Where does artificial intelligence stand? Recent advances in machine learning have surely created a lot of excitement — and fear — around artificial intelligence. Game-playing bots that outmatch human champions. A text-generating AI that writes articles in mere seconds. Medical imaging algorithms that detect cancer years in advance.

How much of these technological advances are actually making it to the mainstream? How much of it is unwarranted hype? How will AI affect jobs? How is machine learning changing the business model of companies?

In their book Prediction Machines: The Simple Economics of Artificial Intelligence, professors Ajay Agrawal, Joshua Gans, and Avi Goldfarb, answer these and many other questions and paint a very realistic picture of the how machine learning fits into today’s economy.

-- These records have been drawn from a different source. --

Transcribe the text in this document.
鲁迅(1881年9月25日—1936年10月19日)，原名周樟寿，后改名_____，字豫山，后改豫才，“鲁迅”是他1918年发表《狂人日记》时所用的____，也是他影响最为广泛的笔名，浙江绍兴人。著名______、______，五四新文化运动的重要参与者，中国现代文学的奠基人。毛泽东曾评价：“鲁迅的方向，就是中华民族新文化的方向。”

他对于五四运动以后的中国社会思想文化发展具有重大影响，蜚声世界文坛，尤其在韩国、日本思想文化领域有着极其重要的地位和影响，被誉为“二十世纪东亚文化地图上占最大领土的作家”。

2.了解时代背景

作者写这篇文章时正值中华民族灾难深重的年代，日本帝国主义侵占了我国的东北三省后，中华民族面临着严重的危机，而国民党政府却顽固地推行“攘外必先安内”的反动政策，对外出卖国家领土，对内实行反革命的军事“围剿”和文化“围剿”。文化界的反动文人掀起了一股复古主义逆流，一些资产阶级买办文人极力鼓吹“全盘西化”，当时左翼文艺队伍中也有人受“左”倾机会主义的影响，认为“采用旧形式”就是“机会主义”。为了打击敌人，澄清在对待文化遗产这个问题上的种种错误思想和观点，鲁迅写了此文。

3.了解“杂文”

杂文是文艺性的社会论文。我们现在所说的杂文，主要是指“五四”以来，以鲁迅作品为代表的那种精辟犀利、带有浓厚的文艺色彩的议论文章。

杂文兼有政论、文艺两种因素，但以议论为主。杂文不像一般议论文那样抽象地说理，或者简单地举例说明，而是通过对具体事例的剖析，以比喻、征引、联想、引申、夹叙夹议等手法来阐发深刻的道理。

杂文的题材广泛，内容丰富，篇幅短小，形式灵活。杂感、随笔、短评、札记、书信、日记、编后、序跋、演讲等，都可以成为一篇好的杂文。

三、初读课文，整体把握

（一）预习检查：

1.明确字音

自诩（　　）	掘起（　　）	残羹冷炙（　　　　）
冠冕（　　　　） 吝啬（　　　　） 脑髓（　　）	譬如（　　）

Prediction Machines provides a very accessible and high-level overview of machine learning and the power and limits of the predictions provided by AI algorithms. The book is a must-read for business leaders and executives. But it is also a very valuable study for engineers and scientists who want to understand the implications of their innovations and how the technology they create integrates into the greater economy.

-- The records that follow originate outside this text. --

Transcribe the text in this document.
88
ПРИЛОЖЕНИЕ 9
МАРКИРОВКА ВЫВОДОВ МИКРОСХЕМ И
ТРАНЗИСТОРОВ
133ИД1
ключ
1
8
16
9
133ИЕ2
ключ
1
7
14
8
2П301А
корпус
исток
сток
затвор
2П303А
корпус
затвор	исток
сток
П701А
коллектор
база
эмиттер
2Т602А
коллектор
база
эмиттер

The book contains plenty of detailed and useful information and examples of how machine learning is changing how we do things. Here are some of my key takeaways.

[Read: Are EVs too expensive? Here are 5 common myths, debunked]

The power of prediction machines

There are many misunderstandings about the meaning and difference of artificial intelligence, machine learning, and other related terms. There’s are also a lot of scientific discussions about AI’s advances toward human-level thinking and understanding and whether singularity is within reach or not.

But the authors of Prediction Machines break down the current state of AI to a very simple albeit unexciting concept: prediction. “The new wave of artificial intelligence does not actually bring us intelligence but instead a critical component of intelligence — prediction,” they write.

The predictive power of machine learning algorithms remains the core concept of the book and helps us understand its effect at various levels.